No país de Rosa Parks, que em dezembro de 1955 se recusou a ceder seu lugar num ônibus em Montgomery, no Alabama, que ainda atualmente segrega minorias, que separa bairros como de brancos, de negros e de latinos, obter o visto de residência permanente, o Green Card, não livra o imigrante das discriminações, humilhações e xenofobias. Uma vez imigrante, sempre imigrante. Você resolve sua questão legal com o governo, não com a cultura racista americana, que credita a entrada de doenças virais no país à imigração latina. Para parte desses americanos, os radicais, quem está abaixo dos Estados Unidos geograficamente fala espanhol e a capital do Brasil é Buenos Aires.

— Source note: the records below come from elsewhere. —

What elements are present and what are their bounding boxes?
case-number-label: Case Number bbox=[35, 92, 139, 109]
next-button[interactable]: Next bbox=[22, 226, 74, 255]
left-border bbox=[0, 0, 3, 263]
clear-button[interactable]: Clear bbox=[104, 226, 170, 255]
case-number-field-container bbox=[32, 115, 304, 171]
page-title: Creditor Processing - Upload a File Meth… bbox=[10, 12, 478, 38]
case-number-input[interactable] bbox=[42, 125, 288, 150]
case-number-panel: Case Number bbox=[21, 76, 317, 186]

Num universo de centenas de milhares de imigrantes brasileiros que vivem nos EUA, não chegam a 10% dessa população os portadores de Green Card ou até mesmo da cidadania americana. Assim como qualquer região do mundo que se torna um El Dorado, a combinação de pessoas, com motivações, culturas, credos e posições sociais diferentes, forma uma população disforme e heterogênea. A maioria saindo do seu mundo para habitar outro completamente desconhecido, que foge da sua realidade, para ir em busca daquilo que nunca vivenciou e não conhece, não tem conhecimento da língua, da localização geográfica, se está acima ou abaixo da Linha do Equador, se está no Ocidente ou no Oriente. Nesse momento de extrema tensão em que o sujeito sai de casa para trabalhar sem saber se vai voltar para rever os filhos, a minoria, que já está estabelecida, documentada e legalizada, indo e vindo, contribui muito pouco para amenizar o sofrimento daqueles com os quais um dia, ambos ainda indocumentados, dividiam moradia, dificuldades e preocupações. É cada um por si e Deus por todos.